Sorgenvoll blickt Rosemarie Tischler vom Tierschutzverein Staßfurt auf das Jahr 2010 zurück. Sowohl finanziell als auch personell sind die Tierschützer im vergangenen Jahr an ihre Grenzen gestoßen. Die Kapazitäten der Tierauffangstation waren oftmals erschöpft, ebenso die Kraftreserven der ehrenamtlichen Tierschützer, die rund um die Uhr ihre Einsatzbereitschaft zeigen mussten.

Staßfurt. Es sind scheinheilige Ausreden bisweilen sogar dreiste Lügen, die Rosemarie Tischler aufgetischt bekommt, wenn mal wieder jemand eine Katze oder gar einen Hund bei ihr abgibt. "Mein Kind hat eine Allergie, ist die gängigste Ausrede", erzählt sie. Gleich an zweiter Stelle komme, dass das Tier herumstreune und scheinbar niemanden gehöre. Doch was viele unterschätzen, die Tierschützerin hat im Laufe der Jahre gelernt, Wahrheit von Lüge zu unterscheiden.

"Viele Tiere hätten ohne uns keine Chance zu überleben"

An einen Fall kann sich Rosemarie Tischler noch sehr gut erinnern: "Da wurde ein Kind geschickt und sollte eine Katze abgeben. Es stellte sich raus, dass die Katze weg musste, weil die Mutti lieber eine Perser-Katze hätte." Solche Fälle ärgern die 69-Jährige immer ganz besonders. Doch was soll sie machen. "Viele Tiere hätten ohne uns keine Chance zu überleben.

Insgesamt 82 Katzen und vier Hunde hat Rosemarie Tischler im vergangenen Jahr in ihrer Tierauffangstation aufgenommen. Einige davon sind sogar einfach ins Kellerloch geschmissen worden. Andere wurden aus Gründen wie Allergie oder Umzug abgegeben.

Zum Team der Tierauffangstation gehören neben Rosemarie Tischler auch Helga und Werner Lothar, Christine Lampe, Dagmar Globke, Sieglinde Perrin und Sieglinde Sühring. Gemeinsam betreuen sie momentan 27 Katzen und drei Hunde. Dazu gehört neben der gängigen Pflege auch die medizinische Notversorgung. So wurde beispielsweise im Mai des vergangenen Jahres ein schwerverletzter Kater zu Rosemarie Tischler gebracht. "Wir mussten ihn gleich operieren lassen, sonst hätte er nicht überlebt", erzählt sie.
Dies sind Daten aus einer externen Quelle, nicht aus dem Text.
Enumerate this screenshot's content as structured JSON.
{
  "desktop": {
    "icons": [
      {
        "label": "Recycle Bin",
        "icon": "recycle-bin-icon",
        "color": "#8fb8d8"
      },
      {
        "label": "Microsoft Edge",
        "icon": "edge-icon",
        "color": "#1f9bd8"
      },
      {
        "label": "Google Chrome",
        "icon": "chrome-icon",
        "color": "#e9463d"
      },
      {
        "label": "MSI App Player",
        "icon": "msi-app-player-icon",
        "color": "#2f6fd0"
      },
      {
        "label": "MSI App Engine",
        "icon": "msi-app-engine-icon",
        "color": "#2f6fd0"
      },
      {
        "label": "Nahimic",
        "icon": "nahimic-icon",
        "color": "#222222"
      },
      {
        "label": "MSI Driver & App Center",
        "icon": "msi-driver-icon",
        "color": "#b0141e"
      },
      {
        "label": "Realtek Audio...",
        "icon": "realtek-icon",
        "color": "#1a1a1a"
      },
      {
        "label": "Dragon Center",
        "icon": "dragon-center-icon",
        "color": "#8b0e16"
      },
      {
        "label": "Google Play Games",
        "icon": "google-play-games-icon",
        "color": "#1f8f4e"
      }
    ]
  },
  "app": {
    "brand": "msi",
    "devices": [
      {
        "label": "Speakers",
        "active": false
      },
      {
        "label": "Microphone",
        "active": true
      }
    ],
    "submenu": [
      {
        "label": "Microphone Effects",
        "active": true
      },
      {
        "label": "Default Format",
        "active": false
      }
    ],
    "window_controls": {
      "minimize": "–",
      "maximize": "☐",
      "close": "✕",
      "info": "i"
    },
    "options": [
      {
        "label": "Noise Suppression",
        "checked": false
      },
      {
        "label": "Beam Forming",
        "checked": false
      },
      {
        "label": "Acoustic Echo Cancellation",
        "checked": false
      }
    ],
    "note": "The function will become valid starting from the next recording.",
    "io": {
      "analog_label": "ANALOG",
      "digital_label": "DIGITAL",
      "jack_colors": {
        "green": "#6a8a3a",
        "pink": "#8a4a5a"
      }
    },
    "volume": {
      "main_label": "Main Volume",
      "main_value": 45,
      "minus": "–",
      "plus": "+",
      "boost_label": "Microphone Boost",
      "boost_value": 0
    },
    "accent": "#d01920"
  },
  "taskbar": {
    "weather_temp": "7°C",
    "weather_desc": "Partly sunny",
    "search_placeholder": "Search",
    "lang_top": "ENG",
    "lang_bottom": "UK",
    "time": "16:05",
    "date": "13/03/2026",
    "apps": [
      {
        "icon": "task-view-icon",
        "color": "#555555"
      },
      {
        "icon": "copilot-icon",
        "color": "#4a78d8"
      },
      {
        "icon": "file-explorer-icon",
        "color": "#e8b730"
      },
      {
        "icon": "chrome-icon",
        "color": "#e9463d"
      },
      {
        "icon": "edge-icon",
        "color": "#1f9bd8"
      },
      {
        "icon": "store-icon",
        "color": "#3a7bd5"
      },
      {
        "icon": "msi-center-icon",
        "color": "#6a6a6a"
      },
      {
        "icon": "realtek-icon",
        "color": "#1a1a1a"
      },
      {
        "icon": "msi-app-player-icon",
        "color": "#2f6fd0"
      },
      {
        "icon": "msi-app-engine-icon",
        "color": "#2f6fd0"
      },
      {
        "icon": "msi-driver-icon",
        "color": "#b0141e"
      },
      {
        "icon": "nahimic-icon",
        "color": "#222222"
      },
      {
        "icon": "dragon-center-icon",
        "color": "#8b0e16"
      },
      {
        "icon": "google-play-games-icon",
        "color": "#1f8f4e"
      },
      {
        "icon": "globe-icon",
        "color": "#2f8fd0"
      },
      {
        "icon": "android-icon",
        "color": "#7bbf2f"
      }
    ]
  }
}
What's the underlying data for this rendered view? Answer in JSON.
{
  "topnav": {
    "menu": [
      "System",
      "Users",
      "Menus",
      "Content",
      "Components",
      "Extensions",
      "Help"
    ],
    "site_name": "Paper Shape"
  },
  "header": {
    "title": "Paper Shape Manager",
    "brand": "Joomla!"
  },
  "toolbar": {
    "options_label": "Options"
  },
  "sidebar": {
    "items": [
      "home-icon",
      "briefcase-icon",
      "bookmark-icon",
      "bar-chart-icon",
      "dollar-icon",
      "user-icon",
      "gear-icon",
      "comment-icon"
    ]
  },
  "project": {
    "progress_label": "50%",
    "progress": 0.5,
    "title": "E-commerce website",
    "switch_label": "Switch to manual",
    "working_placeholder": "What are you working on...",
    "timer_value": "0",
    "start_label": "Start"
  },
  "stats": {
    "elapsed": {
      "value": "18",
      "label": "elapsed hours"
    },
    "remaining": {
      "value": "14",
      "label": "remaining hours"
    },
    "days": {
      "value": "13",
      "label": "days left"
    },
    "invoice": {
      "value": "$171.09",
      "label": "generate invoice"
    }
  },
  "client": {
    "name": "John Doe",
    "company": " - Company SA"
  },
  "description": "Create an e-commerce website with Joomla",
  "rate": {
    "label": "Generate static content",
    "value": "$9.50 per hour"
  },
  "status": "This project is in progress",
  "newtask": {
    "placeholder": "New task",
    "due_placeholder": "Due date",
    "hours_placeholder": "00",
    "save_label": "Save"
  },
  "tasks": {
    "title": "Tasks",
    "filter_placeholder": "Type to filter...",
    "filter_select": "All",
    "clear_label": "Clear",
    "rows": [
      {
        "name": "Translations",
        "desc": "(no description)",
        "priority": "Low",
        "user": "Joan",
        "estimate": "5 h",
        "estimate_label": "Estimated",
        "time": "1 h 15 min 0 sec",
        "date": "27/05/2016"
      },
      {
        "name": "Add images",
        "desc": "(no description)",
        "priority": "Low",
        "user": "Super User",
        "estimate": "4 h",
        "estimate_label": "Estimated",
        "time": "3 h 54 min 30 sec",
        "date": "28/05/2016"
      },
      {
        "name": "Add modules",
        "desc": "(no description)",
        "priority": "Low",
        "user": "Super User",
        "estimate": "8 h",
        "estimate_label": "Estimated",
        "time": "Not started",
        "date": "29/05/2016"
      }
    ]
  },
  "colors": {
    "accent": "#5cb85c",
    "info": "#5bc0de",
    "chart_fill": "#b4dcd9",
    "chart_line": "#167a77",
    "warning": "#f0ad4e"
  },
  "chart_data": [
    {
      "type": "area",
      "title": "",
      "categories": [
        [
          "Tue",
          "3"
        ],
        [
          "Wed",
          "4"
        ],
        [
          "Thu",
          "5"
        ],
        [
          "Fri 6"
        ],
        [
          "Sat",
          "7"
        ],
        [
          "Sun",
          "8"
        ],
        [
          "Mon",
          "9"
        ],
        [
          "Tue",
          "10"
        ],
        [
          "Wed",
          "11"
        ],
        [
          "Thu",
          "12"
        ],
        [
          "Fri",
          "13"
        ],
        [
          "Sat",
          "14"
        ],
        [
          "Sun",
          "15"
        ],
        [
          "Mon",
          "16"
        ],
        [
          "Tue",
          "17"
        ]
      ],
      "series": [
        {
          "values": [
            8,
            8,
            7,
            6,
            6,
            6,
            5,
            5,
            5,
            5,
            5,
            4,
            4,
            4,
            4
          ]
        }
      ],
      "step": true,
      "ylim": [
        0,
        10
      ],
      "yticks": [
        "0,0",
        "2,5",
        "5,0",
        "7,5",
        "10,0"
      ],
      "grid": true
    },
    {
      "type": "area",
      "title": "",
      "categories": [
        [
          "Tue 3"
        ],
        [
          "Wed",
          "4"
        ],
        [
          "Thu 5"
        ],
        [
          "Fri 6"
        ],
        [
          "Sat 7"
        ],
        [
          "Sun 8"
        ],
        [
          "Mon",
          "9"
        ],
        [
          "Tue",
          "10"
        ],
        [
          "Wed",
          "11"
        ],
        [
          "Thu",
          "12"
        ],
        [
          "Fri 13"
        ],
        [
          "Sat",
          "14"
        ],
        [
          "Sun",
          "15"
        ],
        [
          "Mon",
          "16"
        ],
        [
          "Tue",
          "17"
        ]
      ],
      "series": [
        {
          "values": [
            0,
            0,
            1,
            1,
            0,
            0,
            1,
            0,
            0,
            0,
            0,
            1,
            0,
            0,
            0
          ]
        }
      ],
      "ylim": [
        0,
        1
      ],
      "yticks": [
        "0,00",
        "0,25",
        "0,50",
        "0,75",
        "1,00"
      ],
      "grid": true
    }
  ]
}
Inzwischen ist der Kater wieder wohl auf. Er hat zwar keinen Schwanz mehr, ein liebevolles Zuhause hat er dennoch gefunden. Ebenso wie 64 andere Katzen, die die Tierschützer 2010 vermittelt haben.

Ein großes Problem war im vergangenen Jahr und ist nach wie vor die Finanzierung der Tierauffangstation. "Ohne Spenden, hätte die schon längst geschlossen", so Tischler. Besonders Impfungen und Kastrationen belasten den Geldbeutel der Tierschützer.

Daher ist das Team über jede Unterstützung dankbar. Vom Deutschen Tierschutzbund hatten sie beispielsweise 2000 Euro bekommen und konnten einige Zeit lang jeden Monat mindestens drei Katzen operieren lassen. Eine Kastration kostet schließlich rund 100 Euro.

"Ein herzliches Dankeschön an alle, die uns unterstützen"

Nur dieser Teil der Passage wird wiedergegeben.